Monday, February 25, 2013

 

Deja-vu: Nepal's liquidity crisis returns


On January 31, I wrote an opinion piece in Kathmandu Post with the title "Lessons in finance" (that is the KPost link. Link to my blog piece is here). I wrote:
...[the] number that the NRB and BFIs report as the contribution of the financial industry to our economic growth is false. The actual contribution is much less.
This misleading figure is the reason why we suffer through liquidity crises every now and then. In our recent liquidity crisis, the level of profit and savings that BFIs showed to their shareholders was distorted due to the above mentioned fudging of facts.
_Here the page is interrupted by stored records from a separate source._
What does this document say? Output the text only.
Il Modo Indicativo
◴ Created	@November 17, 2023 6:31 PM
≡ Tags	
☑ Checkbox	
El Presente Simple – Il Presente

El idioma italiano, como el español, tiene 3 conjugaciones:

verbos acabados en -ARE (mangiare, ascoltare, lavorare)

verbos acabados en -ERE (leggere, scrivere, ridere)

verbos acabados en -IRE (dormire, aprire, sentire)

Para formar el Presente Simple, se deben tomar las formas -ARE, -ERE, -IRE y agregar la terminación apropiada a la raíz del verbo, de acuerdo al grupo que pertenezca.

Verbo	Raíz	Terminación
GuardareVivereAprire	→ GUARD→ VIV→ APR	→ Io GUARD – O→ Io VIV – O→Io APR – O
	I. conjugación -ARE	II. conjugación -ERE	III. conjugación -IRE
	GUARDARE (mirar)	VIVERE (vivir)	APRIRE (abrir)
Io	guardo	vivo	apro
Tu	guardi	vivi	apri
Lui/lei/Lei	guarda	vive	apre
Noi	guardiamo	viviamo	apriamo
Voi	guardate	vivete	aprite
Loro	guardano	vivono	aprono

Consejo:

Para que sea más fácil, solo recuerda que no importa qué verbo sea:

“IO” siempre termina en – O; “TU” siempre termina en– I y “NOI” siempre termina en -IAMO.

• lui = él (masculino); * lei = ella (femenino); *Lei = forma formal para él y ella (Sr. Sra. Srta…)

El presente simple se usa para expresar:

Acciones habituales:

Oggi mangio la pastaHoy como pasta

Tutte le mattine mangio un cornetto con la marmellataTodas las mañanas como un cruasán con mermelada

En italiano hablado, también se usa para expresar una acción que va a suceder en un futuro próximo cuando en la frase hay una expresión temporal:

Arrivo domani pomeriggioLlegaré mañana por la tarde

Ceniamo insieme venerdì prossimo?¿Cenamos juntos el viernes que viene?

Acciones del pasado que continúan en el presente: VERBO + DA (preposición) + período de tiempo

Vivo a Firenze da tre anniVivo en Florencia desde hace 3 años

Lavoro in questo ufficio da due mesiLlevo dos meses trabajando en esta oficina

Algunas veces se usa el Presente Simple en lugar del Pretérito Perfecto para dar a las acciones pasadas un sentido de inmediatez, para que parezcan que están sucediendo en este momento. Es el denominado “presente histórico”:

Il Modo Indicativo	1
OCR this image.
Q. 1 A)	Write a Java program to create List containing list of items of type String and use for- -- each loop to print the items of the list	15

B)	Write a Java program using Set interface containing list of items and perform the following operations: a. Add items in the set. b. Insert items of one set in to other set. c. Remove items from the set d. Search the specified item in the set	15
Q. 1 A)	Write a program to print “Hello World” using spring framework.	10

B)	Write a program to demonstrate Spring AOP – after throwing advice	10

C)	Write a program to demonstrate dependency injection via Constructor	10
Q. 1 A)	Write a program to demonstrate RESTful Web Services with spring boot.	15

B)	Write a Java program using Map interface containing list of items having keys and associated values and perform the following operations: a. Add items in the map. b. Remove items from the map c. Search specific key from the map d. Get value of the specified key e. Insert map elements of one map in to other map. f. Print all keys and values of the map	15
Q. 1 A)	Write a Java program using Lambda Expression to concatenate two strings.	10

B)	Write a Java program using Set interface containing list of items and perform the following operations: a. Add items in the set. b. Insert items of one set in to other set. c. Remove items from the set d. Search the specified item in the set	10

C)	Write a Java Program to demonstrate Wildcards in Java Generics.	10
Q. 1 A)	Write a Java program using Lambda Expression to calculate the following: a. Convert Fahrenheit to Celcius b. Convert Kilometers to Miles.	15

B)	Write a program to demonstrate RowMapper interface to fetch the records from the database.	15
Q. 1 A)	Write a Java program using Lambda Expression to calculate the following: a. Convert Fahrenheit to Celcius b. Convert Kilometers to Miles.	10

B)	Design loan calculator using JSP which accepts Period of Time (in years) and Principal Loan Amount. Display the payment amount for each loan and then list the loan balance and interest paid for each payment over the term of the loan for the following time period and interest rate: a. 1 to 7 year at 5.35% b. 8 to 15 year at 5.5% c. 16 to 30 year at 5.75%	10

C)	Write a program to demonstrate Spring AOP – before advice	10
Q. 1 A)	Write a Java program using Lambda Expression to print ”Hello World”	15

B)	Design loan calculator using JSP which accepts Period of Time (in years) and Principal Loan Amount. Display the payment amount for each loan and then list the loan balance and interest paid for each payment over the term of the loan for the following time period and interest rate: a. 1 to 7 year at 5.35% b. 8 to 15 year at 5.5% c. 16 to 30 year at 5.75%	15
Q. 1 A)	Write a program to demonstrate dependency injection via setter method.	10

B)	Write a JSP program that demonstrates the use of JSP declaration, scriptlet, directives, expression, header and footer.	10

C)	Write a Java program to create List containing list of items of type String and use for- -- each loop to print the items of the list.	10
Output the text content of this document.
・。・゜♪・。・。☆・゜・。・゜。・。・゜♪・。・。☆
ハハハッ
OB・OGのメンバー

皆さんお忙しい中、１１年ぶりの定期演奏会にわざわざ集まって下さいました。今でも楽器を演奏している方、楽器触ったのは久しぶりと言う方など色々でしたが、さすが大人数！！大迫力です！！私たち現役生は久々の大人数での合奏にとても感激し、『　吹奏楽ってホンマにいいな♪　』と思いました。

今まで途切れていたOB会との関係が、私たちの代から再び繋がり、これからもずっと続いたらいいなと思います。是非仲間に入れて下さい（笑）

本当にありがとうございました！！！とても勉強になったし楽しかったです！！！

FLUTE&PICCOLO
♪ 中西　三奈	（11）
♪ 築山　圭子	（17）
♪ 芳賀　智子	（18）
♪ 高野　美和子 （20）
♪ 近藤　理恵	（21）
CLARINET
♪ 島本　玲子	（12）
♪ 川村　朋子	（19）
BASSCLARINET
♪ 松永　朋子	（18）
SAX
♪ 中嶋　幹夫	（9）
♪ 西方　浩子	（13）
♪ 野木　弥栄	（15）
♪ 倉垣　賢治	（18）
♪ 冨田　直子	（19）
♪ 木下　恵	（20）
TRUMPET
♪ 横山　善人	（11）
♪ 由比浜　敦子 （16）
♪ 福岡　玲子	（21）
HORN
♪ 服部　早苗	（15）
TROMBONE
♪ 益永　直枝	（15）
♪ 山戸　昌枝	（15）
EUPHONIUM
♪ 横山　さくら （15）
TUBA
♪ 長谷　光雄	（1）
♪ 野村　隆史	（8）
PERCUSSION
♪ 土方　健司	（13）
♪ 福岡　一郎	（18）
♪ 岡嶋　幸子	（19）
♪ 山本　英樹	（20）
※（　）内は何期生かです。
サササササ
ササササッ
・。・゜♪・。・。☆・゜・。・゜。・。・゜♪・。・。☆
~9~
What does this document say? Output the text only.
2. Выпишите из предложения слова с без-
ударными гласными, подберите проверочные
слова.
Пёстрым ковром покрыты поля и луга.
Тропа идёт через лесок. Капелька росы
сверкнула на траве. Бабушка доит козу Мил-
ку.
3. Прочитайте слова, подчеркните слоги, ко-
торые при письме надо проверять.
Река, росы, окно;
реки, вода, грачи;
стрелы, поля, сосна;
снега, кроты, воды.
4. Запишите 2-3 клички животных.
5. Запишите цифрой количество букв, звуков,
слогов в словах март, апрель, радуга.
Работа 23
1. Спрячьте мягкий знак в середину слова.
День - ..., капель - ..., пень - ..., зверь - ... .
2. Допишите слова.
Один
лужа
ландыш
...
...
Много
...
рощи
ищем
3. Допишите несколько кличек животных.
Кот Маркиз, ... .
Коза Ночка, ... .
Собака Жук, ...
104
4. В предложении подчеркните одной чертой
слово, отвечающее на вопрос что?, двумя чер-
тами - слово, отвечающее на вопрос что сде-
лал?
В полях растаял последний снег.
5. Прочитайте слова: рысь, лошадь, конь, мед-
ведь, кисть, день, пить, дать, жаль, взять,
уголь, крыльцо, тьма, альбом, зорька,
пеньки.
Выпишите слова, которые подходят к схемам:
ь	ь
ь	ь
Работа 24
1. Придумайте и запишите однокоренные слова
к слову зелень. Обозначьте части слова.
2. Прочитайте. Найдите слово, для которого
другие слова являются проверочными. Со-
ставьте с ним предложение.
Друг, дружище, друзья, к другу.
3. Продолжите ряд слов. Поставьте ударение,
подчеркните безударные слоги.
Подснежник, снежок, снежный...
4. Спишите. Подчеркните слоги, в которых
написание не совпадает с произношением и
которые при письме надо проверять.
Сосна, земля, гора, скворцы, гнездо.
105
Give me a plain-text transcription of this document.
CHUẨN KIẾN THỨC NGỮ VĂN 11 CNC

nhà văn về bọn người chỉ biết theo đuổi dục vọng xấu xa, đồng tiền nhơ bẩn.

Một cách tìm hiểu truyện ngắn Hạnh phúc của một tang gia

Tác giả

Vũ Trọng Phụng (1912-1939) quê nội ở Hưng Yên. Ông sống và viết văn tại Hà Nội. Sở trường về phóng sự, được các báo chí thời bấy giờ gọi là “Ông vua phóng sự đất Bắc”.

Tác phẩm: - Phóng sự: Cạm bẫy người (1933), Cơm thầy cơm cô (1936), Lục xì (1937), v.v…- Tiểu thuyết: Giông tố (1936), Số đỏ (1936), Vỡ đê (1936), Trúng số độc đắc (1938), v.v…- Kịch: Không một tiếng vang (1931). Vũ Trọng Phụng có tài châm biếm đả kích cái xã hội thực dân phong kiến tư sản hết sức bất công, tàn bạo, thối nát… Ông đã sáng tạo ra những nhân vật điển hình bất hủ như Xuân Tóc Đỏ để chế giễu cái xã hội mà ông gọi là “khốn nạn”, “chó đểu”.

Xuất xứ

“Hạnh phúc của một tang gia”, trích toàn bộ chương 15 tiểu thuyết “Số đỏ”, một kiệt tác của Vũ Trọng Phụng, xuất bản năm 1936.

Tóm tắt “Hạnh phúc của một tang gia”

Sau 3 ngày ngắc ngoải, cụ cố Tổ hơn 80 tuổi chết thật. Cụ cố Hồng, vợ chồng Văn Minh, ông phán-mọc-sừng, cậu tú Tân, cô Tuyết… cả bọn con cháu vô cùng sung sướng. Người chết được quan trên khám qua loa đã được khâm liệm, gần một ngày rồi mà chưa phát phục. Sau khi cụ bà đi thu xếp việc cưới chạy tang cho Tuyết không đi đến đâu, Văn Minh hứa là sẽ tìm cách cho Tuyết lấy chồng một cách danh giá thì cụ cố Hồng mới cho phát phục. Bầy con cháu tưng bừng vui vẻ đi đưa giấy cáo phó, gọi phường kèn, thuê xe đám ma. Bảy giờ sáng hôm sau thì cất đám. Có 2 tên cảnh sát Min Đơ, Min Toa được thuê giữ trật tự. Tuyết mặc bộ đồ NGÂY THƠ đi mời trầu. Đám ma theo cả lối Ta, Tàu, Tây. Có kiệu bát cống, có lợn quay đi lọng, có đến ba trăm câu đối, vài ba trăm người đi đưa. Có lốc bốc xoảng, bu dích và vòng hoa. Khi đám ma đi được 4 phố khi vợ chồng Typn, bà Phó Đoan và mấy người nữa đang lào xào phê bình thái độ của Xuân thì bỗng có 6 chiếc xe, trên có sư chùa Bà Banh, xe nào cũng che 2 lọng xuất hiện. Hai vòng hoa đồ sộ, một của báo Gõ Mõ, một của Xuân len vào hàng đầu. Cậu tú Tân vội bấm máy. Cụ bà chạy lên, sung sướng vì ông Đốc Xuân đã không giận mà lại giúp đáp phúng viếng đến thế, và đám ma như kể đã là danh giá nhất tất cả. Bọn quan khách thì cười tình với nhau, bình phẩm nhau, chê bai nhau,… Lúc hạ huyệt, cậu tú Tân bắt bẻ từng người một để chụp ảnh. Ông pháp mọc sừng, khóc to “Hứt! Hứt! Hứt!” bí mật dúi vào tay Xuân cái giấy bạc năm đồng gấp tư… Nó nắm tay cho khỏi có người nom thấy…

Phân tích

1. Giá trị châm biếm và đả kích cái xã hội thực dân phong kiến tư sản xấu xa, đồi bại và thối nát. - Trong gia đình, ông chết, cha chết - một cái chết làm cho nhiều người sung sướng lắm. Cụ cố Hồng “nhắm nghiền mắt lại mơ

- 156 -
They actually did not earn the profit that they claimed to have earned. 
My concern is that Nepal's financial industry is not doing as great as it projects in its balance sheets. They have been busy fudging numbers and facts to appear "healthy" so the shareholders remain "happy". I ended my article saying:
If the current trend of high risk-taking in the Nepali financial sector continues, soon there will be another liquidity crisis worse than the last one. The reason the Nepali financial market has not yet fully recovered from that crisis is that the same risk-taking behavior continues even today.
And, only a month later, today, the Kathmandu Post reports that there is now a "liquidity crisis" in progress, and banks are rushing to the Nepal Rastra Bank for cash. KPost writes:
A tight liquidity situation in the banking sector has prompted a number of banks to obtain standing liquidity facility (SLF) from the central bank for the first time in a year.
.........
“The first to obtain SLF was H&B Development Bank which has been hit hard by fraud committed by its employees,” said an NRB official. “Last week, Nabil Bank and the Bank of Asia also obtained the facility.”
As I mention in my opinion piece, the crisis that is now brewing is the result of poor management in our BFIs. But, do the BFIs care? No, they don't because however they screw up, the central bank is there to help them with "public" money from retirement funds, pension funds, etc. I will let the central bank's representative explain it:
“Although the government should not give the money meant for pension distribution immediately, we released the amount now to address the recent tightness in the liquidity situation,” said finance secretary Shanta Raj Subedi.
I have a phrase for that: moral hazard. As long as they face no punishment for their risky behavior, and instead get rescued by the hard-earned money of the public, the CEOs in our BFIs will continue to engage in risky behavior.